Tencent Acquires Majority Stake in Riot Games to Expand in U.S.

Tencent Holdings Ltd., China’s biggest Internet company by market value, bought a majority stake in Los Angeles online-game publisher Riot Games Inc.

The transaction is expected to close within 30 days, Riot Games said yesterday in a statement. While terms weren’t disclosed, a person familiar with the matter said the companies were negotiating a price of more than $350 million. The person declined to be identified because the terms are private.

Tencent is expanding outside of China, building on the 600 million-plus users of its QQ messaging service. The company bought 10 percent of Russian investor Digital Sky Technologies last year, giving it indirect stakes in Facebook Inc. and Zynga Game Network Inc. Tencent is already an investor in Riot Games, which develops the online game “League of Legends.”

“I expect to continue to see Chinese companies look at cross-border deals as they look beyond their domestic markets for growth and opportunities,” said Joe Steger, global technology transactions leader at Ernst & Young LLP in San Jose, California.

Riot Games said it will keep its Los Angeles-area headquarters and expects to hire aggressively this year. The company also plans to develop new games and expand into other markets, according to the statement.

The market for social and mobile games has attracted more suitors since late 2009, when Electronic Arts Inc. purchased Playfish Inc. for about $400 million. Playdom Inc. was acquired last year by Walt Disney Co. for $563.2 million, and Japan’s DeNA Co. purchased Ngmoco for $400 million. Zynga, the biggest maker of games on Facebook, is valued at $6 billion on secondary exchange SharesPost Inc.

Microtransactions

Riot Games was founded five years ago by Brandon Beck and Marc Merrill. The company raised $8 million in 2009 from Tencent and venture firms Benchmark Capital and FirstMark Capital. That year, it introduced “League of Legends,” the company’s first game. While the downloadable game is free to play, users spend money on microtransactions, such as paying to strengthen their characters.

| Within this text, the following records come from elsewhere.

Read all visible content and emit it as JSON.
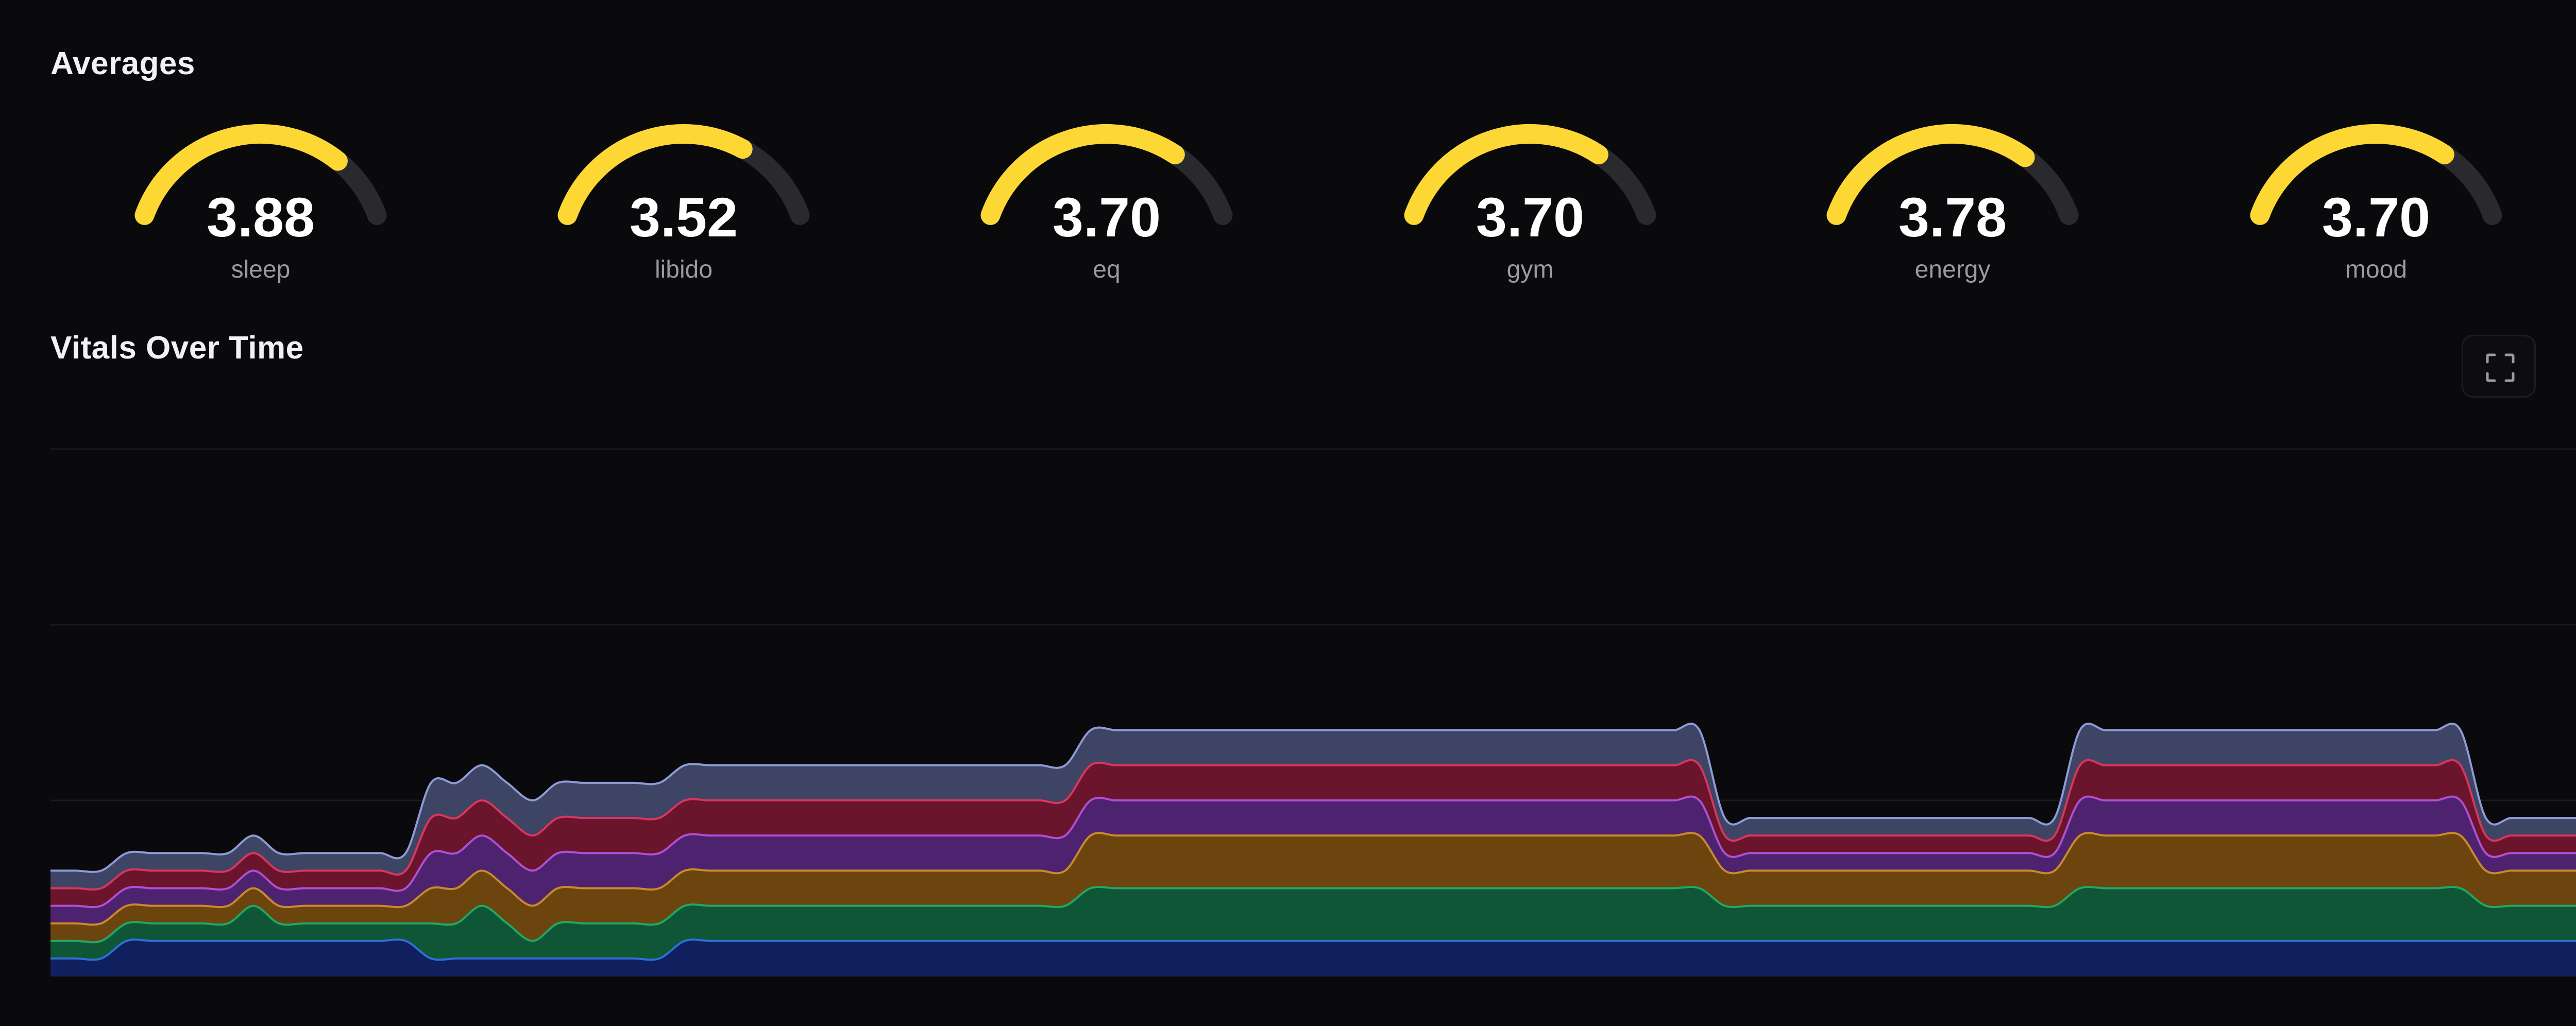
{
  "averages": {
    "title": "Averages",
    "max_value": 5,
    "accent_color": "#fdd835",
    "track_color": "#2a2a2e",
    "gauges": [
      {
        "label": "sleep",
        "value": "3.88"
      },
      {
        "label": "libido",
        "value": "3.52"
      },
      {
        "label": "eq",
        "value": "3.70"
      },
      {
        "label": "gym",
        "value": "3.70"
      },
      {
        "label": "energy",
        "value": "3.78"
      },
      {
        "label": "mood",
        "value": "3.70"
      }
    ]
  },
  "vitals": {
    "title": "Vitals Over Time",
    "fullscreen_icon": "expand-icon"
  },
  "chart_data": {
    "type": "area",
    "stacked": true,
    "smooth": true,
    "grid": true,
    "legend": "none",
    "ylim": [
      0,
      30
    ],
    "series": [
      {
        "fill": "#10205e",
        "stroke": "#2f6fd6",
        "values": [
          1,
          1,
          1,
          2,
          2,
          2,
          2,
          2,
          2,
          2,
          2,
          2,
          2,
          2,
          2,
          1,
          1,
          1,
          1,
          1,
          1,
          1,
          1,
          1,
          1,
          2,
          2,
          2,
          2,
          2,
          2,
          2,
          2,
          2,
          2,
          2,
          2,
          2,
          2,
          2,
          2,
          2,
          2,
          2,
          2,
          2,
          2,
          2,
          2,
          2,
          2,
          2,
          2,
          2,
          2,
          2,
          2,
          2,
          2,
          2,
          2,
          2,
          2,
          2,
          2,
          2,
          2,
          2,
          2,
          2,
          2,
          2,
          2,
          2,
          2,
          2,
          2,
          2,
          2,
          2,
          2,
          2,
          2,
          2,
          2,
          2,
          2,
          2,
          2,
          2,
          2,
          2,
          2,
          2,
          2,
          2,
          2,
          2,
          2,
          2,
          2
        ]
      },
      {
        "fill": "#0f5636",
        "stroke": "#1fa865",
        "values": [
          1,
          1,
          1,
          1,
          1,
          1,
          1,
          1,
          2,
          1,
          1,
          1,
          1,
          1,
          1,
          2,
          2,
          3,
          2,
          1,
          2,
          2,
          2,
          2,
          2,
          2,
          2,
          2,
          2,
          2,
          2,
          2,
          2,
          2,
          2,
          2,
          2,
          2,
          2,
          2,
          2,
          3,
          3,
          3,
          3,
          3,
          3,
          3,
          3,
          3,
          3,
          3,
          3,
          3,
          3,
          3,
          3,
          3,
          3,
          3,
          3,
          3,
          3,
          3,
          3,
          3,
          2,
          2,
          2,
          2,
          2,
          2,
          2,
          2,
          2,
          2,
          2,
          2,
          2,
          2,
          3,
          3,
          3,
          3,
          3,
          3,
          3,
          3,
          3,
          3,
          3,
          3,
          3,
          3,
          3,
          3,
          2,
          2,
          2,
          2,
          2
        ]
      },
      {
        "fill": "#6b440e",
        "stroke": "#c98a2a",
        "values": [
          1,
          1,
          1,
          1,
          1,
          1,
          1,
          1,
          1,
          1,
          1,
          1,
          1,
          1,
          1,
          2,
          2,
          2,
          2,
          2,
          2,
          2,
          2,
          2,
          2,
          2,
          2,
          2,
          2,
          2,
          2,
          2,
          2,
          2,
          2,
          2,
          2,
          2,
          2,
          2,
          2,
          3,
          3,
          3,
          3,
          3,
          3,
          3,
          3,
          3,
          3,
          3,
          3,
          3,
          3,
          3,
          3,
          3,
          3,
          3,
          3,
          3,
          3,
          3,
          3,
          3,
          2,
          2,
          2,
          2,
          2,
          2,
          2,
          2,
          2,
          2,
          2,
          2,
          2,
          2,
          3,
          3,
          3,
          3,
          3,
          3,
          3,
          3,
          3,
          3,
          3,
          3,
          3,
          3,
          3,
          3,
          2,
          2,
          2,
          2,
          2
        ]
      },
      {
        "fill": "#4d2370",
        "stroke": "#b04fd6",
        "values": [
          1,
          1,
          1,
          1,
          1,
          1,
          1,
          1,
          1,
          1,
          1,
          1,
          1,
          1,
          1,
          2,
          2,
          2,
          2,
          2,
          2,
          2,
          2,
          2,
          2,
          2,
          2,
          2,
          2,
          2,
          2,
          2,
          2,
          2,
          2,
          2,
          2,
          2,
          2,
          2,
          2,
          2,
          2,
          2,
          2,
          2,
          2,
          2,
          2,
          2,
          2,
          2,
          2,
          2,
          2,
          2,
          2,
          2,
          2,
          2,
          2,
          2,
          2,
          2,
          2,
          2,
          1,
          1,
          1,
          1,
          1,
          1,
          1,
          1,
          1,
          1,
          1,
          1,
          1,
          1,
          2,
          2,
          2,
          2,
          2,
          2,
          2,
          2,
          2,
          2,
          2,
          2,
          2,
          2,
          2,
          2,
          1,
          1,
          1,
          1,
          1
        ]
      },
      {
        "fill": "#6a152c",
        "stroke": "#d9365f",
        "values": [
          1,
          1,
          1,
          1,
          1,
          1,
          1,
          1,
          1,
          1,
          1,
          1,
          1,
          1,
          1,
          2,
          2,
          2,
          2,
          2,
          2,
          2,
          2,
          2,
          2,
          2,
          2,
          2,
          2,
          2,
          2,
          2,
          2,
          2,
          2,
          2,
          2,
          2,
          2,
          2,
          2,
          2,
          2,
          2,
          2,
          2,
          2,
          2,
          2,
          2,
          2,
          2,
          2,
          2,
          2,
          2,
          2,
          2,
          2,
          2,
          2,
          2,
          2,
          2,
          2,
          2,
          1,
          1,
          1,
          1,
          1,
          1,
          1,
          1,
          1,
          1,
          1,
          1,
          1,
          1,
          2,
          2,
          2,
          2,
          2,
          2,
          2,
          2,
          2,
          2,
          2,
          2,
          2,
          2,
          2,
          2,
          1,
          1,
          1,
          1,
          1
        ]
      },
      {
        "fill": "#3e4463",
        "stroke": "#8e9bd8",
        "values": [
          1,
          1,
          1,
          1,
          1,
          1,
          1,
          1,
          1,
          1,
          1,
          1,
          1,
          1,
          1,
          2,
          2,
          2,
          2,
          2,
          2,
          2,
          2,
          2,
          2,
          2,
          2,
          2,
          2,
          2,
          2,
          2,
          2,
          2,
          2,
          2,
          2,
          2,
          2,
          2,
          2,
          2,
          2,
          2,
          2,
          2,
          2,
          2,
          2,
          2,
          2,
          2,
          2,
          2,
          2,
          2,
          2,
          2,
          2,
          2,
          2,
          2,
          2,
          2,
          2,
          2,
          1,
          1,
          1,
          1,
          1,
          1,
          1,
          1,
          1,
          1,
          1,
          1,
          1,
          1,
          2,
          2,
          2,
          2,
          2,
          2,
          2,
          2,
          2,
          2,
          2,
          2,
          2,
          2,
          2,
          2,
          1,
          1,
          1,
          1,
          1
        ]
      }
    ]
  }
}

A call placed to Riot Games’ office seeking comment wasn’t immediately returned, and after-hours calls placed to Tencent’s office in Shenzhen, China, weren’t answered.

Tencent, led by billionaire Chairman Ma Huateng, extended its lead in gaming over rivals Shanda Games Ltd. and NetEase.com Inc. during the third quarter, when profit jumped 52 percent to 2.15 billion yuan ($325 million) from a year earlier. Tencent shares have jumped 42 percent in the past year.

Its QQ service controlled more than 77 percent of the Chinese market at the end of 2009. As Tencent expands globally, it may face increased competition in China from search engine Baidu Inc., which is planning to develop more social-networking features. Baidu Chief Executive Officer Robin Li said this week that the company aims to derive more revenue from social services.